All results in this submission were produced by an autonomous multi-agent workflow in which large language models act as ***Author***, ***Reviewers***, ***Reviser***, and ***Meta-Reviewer***. To enable faithful auditing and regeneration, we release (as supplementary materials) (i) code to execute the end-to-end pipeline (author $\rightarrow$ reviewers $\rightarrow$ reviser $\rightarrow$ meta) and to compute all reported metrics/tables; (ii) the exact role prompts; (iii) fixed random seeds and temperatures; and (iv) intermediate artifacts for every step---manuscripts $\mathbf{M}^{(t)}$, structured reviews $\mathbf{r}^{(t)}_{j}$, response letters $\mathbf{L}^{(t)}$, and meta decisions $d^{(t)}$---serialized as JSONL with UTC timestamps. Each run additionally includes resource logs (tokens and latency per step) and documented configuration (reviewer count, thresholds, and criterion weights) so that independent readers can verify aggregation and decision rules. A one-click script reproduces a minimal run (three topics, two rounds) from the released seeds and regenerates all tables; the same script can be scaled to the full topic bank. Because LLM sampling is stochastic, we report means and 95\% confidence intervals across topics and fix seeds for comparability in ablations. No external datasets are required; before review, manuscripts are sanitized to remove hidden directives (e.g., zero-width characters, HTML/LaTeX comments, link titles). Together, these materials permit faithful re-execution, inspection, and reuse of our AI-generated results.
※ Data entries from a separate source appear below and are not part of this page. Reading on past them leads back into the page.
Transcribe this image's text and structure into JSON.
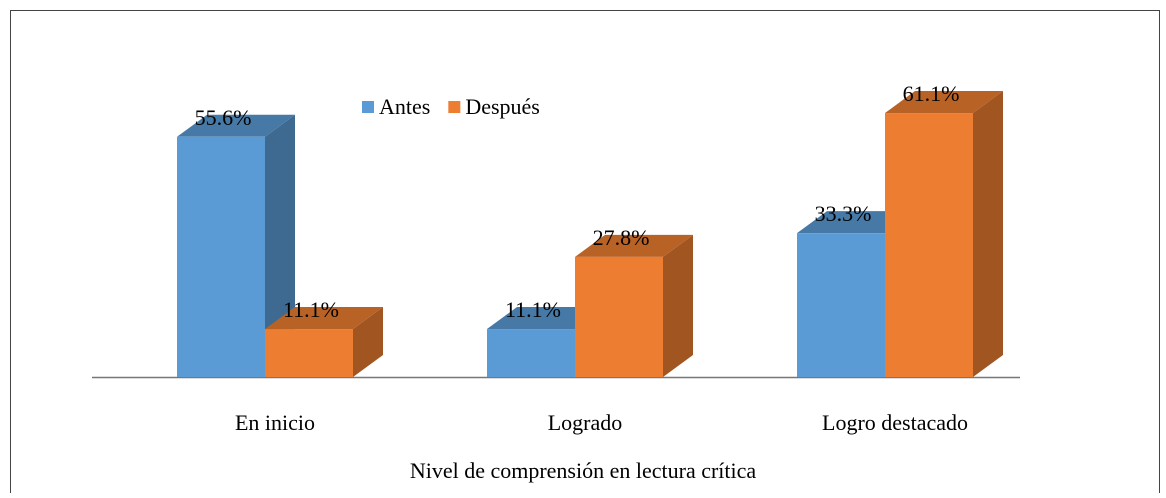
{
  "chart_data": {
    "type": "bar3d",
    "x_label": "Nivel  de  comprensión  en lectura  crítica",
    "categories": [
      "En inicio",
      "Logrado",
      "Logro destacado"
    ],
    "series": [
      {
        "name": "Antes",
        "color": "#5b9bd5",
        "values": [
          55.6,
          11.1,
          33.3
        ],
        "value_labels": [
          "55.6%",
          "11.1%",
          "33.3%"
        ]
      },
      {
        "name": "Después",
        "color": "#ed7d31",
        "values": [
          11.1,
          27.8,
          61.1
        ],
        "value_labels": [
          "11.1%",
          "27.8%",
          "61.1%"
        ]
      }
    ],
    "legend": "top"
  }
}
## Responsible AI Statement

We adhere to the NeurIPS Code of Ethics. Risks include (i) bias in automated judgments (order, verbosity, model-family effects), (ii) vulnerability to document-borne prompt injections, and (iii) over-interpretation of AI-generated outputs. Mitigations include role separation and reliability-aware aggregation; bias diagnostics and transparent reporting; manuscript sanitization (removing hidden HTML/LaTeX directives, zero-width characters, suspicious links); and provenance logging (model family/version, temperature, seeds, prompt and redaction hashes). The system is not intended to replace human peer review in real venues; deployment should include human oversight.